By Jordan Steinberg, MD, PhD, FACS, FAAP
Surgical Director, Craniofacial Program
Cleft lip and palate are among the most common facial anomalies that we treat at the Nicklaus Children’s Craniofacial Program. For families of those born with either a cleft lip, cleft palate or both, we can identify and treat these conditions much earlier and often with fewer surgeries than in the past, thanks to developments in ultrasound technology and treatment innovations.
Cleft lip and palate occurs when a baby’s lip or mouth does not form properly during pregnancy. These facial birth defects result in a gap in the lip or palate of the newborn. A baby can have a cleft lip, cleft palate or both.
If your baby is born or identified before birth with a cleft lip and/or palate, this can certainly be a stressful time. According to the American Academy of Pediatrics, the two conditions together make up some of the most common birth anomalies, as one out of every 700 babies is born with a cleft lip, cleft palate or both. It’s certainly one of the conditions that we see the most at the Nicklaus Children’s Craniofacial Center.
Here’s what you need to know about this common condition.
Diagnosing Cleft Lip and Palate
In the past, parents typically would not know that their baby had a cleft lip or palate (or both) until after the child was born. Due to advances in ultrasound technologies, it is now common for the conditions to be identified before the baby is born through a routine prenatal exam.

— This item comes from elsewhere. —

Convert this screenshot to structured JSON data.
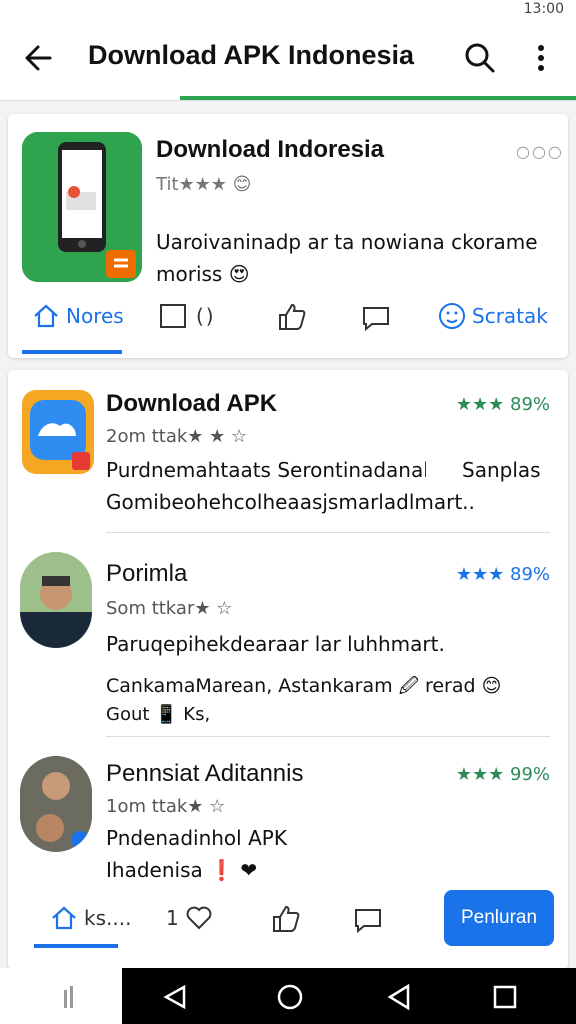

At Nicklaus Children’s Hospital, parents who are expecting a child with a cleft lip and/or palate are referred to our Prenatal Clinic for Craniofacial Abnormalities. This is a tremendous resource that helps parents create a treatment plan and prepare for what to expect before their baby is even born.
At the Prenatal Clinic, parents will meet with a team of nurses, plastic and reconstructive surgeons and geneticists about how the condition will be treated after their child’s birth. They’ll receive education and learn what to expect in the months ahead. Most of the parents we work with value how much this prepares them mentally and emotionally before the birth of their child.
Treating the Condition
The Prenatal Clinic is valuable for another important reason: According to the Centers for Disease Control, outcomes are best when a child with cleft lip and/or palate begins to receive specialized care in the first few months of life. When the family is prepared and has a treatment plan already in place before birth, this helps them ensure the best outcome for their child.

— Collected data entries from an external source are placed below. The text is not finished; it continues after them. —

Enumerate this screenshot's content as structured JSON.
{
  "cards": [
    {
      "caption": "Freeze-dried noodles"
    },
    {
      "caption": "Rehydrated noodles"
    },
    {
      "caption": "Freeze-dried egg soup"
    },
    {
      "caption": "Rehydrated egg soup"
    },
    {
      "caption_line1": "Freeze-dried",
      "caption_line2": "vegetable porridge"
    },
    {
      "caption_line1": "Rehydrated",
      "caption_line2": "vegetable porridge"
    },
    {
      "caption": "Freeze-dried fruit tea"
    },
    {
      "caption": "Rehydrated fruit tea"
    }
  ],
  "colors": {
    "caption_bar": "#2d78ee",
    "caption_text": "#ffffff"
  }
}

Almost all children with a cleft lip or palate will require surgery in order to correct the anomaly. Surgery is helpful for improving physical appearance, and it can also help improve secondary impacts of the conditions, such as hearing and speech and language development.

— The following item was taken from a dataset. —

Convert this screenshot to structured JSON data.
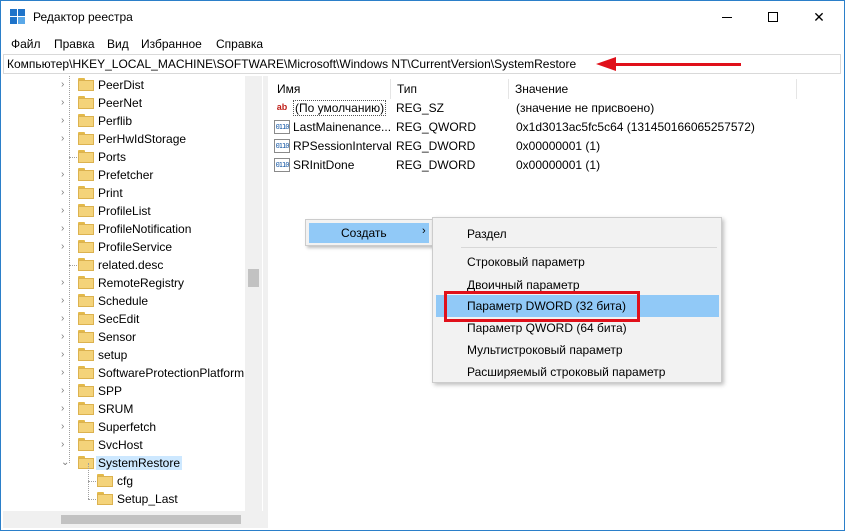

Prior to surgery for many infants with complete cleft lip , the Craniofacial Center utilizes a pre-surgical technique known as nasoalveolar molding (NAM) treatment. This is a harmless acrylic device that is typically fitted and placed in the child’s mouth and on the face shortly after birth. Approximately every two weeks, the “alveolar segments” of the device are adjusted, which helps restore the relationship between the skeleton, cartilage and soft tissue prior to surgery. A nose piece is usually added to the Nasoalveolar Molding at some point during the treatment to further support the nose and promote tissue growth. In our experience, this may reduce the number of surgeries required for your child, and also facilitates the outcome.